Die Gurke des Tages: Der Regenanzug des US-Teams. Was ist wichtig an Regenbekleidung für den Ryder Cup? Modisch sollten sie sein, dachte sich Pavins Frau Lisa, die sich um die Kleider kümmerte, also bekamen die US-Regenanzüge Streifen am Arm und dem linken Bein. Dazu wurde "USA" und der Name des Spielers auf den Rücken gedruckt, weil man ja sonst auch nicht weiß, wer es ist... Aber was ist eigentlich mit Funktionalität? Diesen Aspekt hatte die USA irgendwie vergessen. Ob ihre Regenanzüge schick waren, ist fragwürdig. Fakt ist, dass sie Wasser nicht abhielten. So kam es zum peinlichen Moment, dass ein Offizieller der PGA of America ins Merchandise-Zelt gehen und neue Regenanzüge für Spieler und Caddies kaufen musste. Die passen jetzt zwar nicht so richtig, haben verschiedene Farben und das Europa-Logo, aber hey, man kann nicht alles haben. Watergate mal anders.

Die Lehren des Tages: Der Europa-Zug ist noch nicht wie von Captain Montgomerie erhofft ins Rollen gekommen. Das Ziel war es, möglichst früh viel "Blau" auf das Scoreboard zu bringen. Sprich: In vielen Matches in Führung zu gehen.

Am Anfang gelang dies auch, aber dann bekam am Nachmittag immer mehr Team USA das Momentum. Europa führt aktuell nur in einem Match. Kein Wunder, denn die Amerikaner haben als Team doppelt so viele Birdies auf dem Konto (14:7).

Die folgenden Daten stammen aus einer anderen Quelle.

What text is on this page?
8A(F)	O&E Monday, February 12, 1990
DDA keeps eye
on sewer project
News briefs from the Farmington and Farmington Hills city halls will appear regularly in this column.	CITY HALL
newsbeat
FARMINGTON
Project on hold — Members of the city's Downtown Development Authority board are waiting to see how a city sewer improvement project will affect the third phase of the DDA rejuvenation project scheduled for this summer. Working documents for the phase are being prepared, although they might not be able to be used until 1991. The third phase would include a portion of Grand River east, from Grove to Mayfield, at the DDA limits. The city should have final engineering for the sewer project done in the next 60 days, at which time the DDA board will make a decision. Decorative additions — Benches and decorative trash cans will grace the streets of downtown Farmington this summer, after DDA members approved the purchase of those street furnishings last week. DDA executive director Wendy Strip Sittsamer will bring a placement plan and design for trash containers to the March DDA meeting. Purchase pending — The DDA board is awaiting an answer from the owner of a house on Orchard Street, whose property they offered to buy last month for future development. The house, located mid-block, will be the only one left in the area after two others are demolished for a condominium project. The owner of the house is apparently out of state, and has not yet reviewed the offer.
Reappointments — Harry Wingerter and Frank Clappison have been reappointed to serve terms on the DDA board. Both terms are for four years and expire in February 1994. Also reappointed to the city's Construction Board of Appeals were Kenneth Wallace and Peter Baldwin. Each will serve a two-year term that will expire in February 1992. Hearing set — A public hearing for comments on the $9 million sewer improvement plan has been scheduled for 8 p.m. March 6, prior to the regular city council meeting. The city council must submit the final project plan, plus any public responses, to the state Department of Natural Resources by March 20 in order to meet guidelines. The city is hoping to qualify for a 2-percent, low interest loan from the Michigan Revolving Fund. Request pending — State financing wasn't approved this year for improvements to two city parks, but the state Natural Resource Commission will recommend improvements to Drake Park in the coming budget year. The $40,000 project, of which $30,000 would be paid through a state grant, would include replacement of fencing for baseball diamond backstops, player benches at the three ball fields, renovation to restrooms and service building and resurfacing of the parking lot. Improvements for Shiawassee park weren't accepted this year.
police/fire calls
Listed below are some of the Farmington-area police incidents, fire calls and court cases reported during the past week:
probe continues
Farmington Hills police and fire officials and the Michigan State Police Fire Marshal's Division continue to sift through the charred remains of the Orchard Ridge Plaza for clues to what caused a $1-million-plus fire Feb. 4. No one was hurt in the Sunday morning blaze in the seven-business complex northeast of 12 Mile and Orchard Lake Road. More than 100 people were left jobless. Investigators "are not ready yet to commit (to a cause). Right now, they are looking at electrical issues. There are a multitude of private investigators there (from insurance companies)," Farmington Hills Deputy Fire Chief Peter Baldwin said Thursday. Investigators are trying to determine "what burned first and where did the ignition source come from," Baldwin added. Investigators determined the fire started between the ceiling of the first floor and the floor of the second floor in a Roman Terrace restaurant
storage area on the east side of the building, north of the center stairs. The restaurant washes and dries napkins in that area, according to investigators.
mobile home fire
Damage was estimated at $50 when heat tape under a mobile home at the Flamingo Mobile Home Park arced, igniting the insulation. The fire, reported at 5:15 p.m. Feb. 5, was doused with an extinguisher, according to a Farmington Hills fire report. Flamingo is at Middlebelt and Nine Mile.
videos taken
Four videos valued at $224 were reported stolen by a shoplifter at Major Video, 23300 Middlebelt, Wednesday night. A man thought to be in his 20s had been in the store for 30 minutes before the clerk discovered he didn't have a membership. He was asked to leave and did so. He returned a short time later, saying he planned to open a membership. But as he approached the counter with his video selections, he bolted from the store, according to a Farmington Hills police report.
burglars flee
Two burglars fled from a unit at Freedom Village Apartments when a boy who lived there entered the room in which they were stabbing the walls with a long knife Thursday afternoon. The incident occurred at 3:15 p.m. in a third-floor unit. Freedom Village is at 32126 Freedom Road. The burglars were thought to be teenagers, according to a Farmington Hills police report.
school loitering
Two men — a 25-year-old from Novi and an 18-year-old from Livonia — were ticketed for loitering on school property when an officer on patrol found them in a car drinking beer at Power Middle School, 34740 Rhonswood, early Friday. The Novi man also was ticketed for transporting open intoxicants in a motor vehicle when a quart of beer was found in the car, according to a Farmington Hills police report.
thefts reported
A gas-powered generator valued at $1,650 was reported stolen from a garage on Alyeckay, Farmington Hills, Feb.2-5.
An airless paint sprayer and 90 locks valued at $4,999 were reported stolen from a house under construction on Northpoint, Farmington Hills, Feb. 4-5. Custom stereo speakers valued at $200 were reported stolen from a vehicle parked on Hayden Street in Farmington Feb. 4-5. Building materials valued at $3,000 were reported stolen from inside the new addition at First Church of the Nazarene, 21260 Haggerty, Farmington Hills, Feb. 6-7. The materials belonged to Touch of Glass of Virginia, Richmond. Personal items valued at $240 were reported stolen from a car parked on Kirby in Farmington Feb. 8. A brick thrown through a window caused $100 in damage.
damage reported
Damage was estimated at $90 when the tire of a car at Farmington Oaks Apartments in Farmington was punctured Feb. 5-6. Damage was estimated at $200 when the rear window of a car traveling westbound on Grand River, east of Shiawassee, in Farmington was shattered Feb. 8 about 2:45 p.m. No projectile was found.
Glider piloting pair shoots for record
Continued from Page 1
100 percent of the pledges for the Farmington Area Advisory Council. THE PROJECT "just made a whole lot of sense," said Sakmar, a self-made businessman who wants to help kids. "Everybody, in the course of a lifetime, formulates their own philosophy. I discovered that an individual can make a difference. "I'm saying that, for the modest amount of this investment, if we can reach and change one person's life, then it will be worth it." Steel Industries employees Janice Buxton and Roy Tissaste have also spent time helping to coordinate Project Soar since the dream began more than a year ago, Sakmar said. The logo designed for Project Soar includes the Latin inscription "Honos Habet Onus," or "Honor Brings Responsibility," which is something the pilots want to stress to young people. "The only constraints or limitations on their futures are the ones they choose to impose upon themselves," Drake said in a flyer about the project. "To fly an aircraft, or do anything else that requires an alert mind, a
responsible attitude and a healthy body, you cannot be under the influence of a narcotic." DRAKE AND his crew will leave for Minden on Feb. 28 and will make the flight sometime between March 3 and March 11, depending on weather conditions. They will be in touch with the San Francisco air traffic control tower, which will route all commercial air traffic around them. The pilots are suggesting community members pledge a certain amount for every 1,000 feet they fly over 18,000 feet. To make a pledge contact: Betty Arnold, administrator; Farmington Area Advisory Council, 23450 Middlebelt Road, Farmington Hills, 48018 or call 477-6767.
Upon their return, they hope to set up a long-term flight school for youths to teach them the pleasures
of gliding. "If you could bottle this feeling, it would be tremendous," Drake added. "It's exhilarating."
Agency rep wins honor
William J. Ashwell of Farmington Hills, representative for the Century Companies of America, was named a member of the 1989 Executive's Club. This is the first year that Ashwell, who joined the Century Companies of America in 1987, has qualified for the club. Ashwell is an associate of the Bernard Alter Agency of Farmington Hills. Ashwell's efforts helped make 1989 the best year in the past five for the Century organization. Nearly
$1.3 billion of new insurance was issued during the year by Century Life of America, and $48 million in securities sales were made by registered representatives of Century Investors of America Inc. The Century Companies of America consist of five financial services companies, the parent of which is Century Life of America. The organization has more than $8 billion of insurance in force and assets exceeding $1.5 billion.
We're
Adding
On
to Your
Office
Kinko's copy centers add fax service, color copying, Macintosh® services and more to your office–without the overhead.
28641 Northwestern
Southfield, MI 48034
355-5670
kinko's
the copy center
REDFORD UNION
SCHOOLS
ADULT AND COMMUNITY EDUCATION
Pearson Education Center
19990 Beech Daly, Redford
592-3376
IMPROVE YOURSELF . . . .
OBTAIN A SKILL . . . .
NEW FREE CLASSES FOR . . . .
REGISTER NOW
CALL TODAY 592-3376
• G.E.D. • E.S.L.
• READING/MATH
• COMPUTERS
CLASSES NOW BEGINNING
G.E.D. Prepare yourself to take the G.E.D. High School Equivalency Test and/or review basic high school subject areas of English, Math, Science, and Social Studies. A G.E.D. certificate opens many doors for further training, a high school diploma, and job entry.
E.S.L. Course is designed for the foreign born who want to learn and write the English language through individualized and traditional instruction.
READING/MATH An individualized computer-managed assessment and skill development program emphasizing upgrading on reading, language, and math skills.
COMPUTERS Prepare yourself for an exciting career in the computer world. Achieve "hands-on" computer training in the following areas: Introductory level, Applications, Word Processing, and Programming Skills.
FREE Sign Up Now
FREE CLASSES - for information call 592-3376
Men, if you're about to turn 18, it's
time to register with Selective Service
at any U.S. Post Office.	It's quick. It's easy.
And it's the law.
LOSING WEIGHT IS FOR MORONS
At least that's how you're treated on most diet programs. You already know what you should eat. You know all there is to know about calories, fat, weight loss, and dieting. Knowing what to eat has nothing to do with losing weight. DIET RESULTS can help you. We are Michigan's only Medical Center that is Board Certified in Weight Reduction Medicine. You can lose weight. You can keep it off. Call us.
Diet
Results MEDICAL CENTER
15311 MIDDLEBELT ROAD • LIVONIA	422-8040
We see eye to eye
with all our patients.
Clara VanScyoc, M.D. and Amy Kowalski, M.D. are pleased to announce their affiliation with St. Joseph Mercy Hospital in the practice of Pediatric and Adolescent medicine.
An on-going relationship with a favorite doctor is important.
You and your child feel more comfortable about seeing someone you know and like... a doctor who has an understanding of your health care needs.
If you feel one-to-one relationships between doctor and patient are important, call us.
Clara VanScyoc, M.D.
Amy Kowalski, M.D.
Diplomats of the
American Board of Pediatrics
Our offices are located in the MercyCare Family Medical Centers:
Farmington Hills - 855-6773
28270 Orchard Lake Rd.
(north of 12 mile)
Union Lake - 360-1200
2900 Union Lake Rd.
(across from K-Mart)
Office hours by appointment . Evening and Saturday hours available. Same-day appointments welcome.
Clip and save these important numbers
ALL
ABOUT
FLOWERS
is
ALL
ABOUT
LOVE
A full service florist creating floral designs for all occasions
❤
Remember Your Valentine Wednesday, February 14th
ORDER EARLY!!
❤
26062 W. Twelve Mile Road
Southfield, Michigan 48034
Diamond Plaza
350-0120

Es ist zwingend notwendig aus europäischer Sicht, dass Westwood und Kaymer ihr Match nach Hause bringen. Beide ergänzen sich wie erwartet perfekt. Zog Westwood am Anfang lange seinen nervösen Partner mit, fand dann Kaymer zu seinem Spiel und wurde immer stärker. Es ist gut möglich, dass Westwood und Kaymer alle Matches zusammen bestreiten werden.

Die Änderungen im Format bedeuten, dass ab der nächsten Session alle 12 Spieler immer zum Einsatz kommen werden. Ein Aspekt, der aufgrund der größeren Tiefe im Team tendenziell ein Vorteil für Europa sein sollte.

Aber Vorsicht: Die USA präsentieren sich wie erwartet stark. Jedes Match ist eng. Ganz entscheidend wird sein, wer am Samstagmorgen als Sieger aus der ersten Session kommt.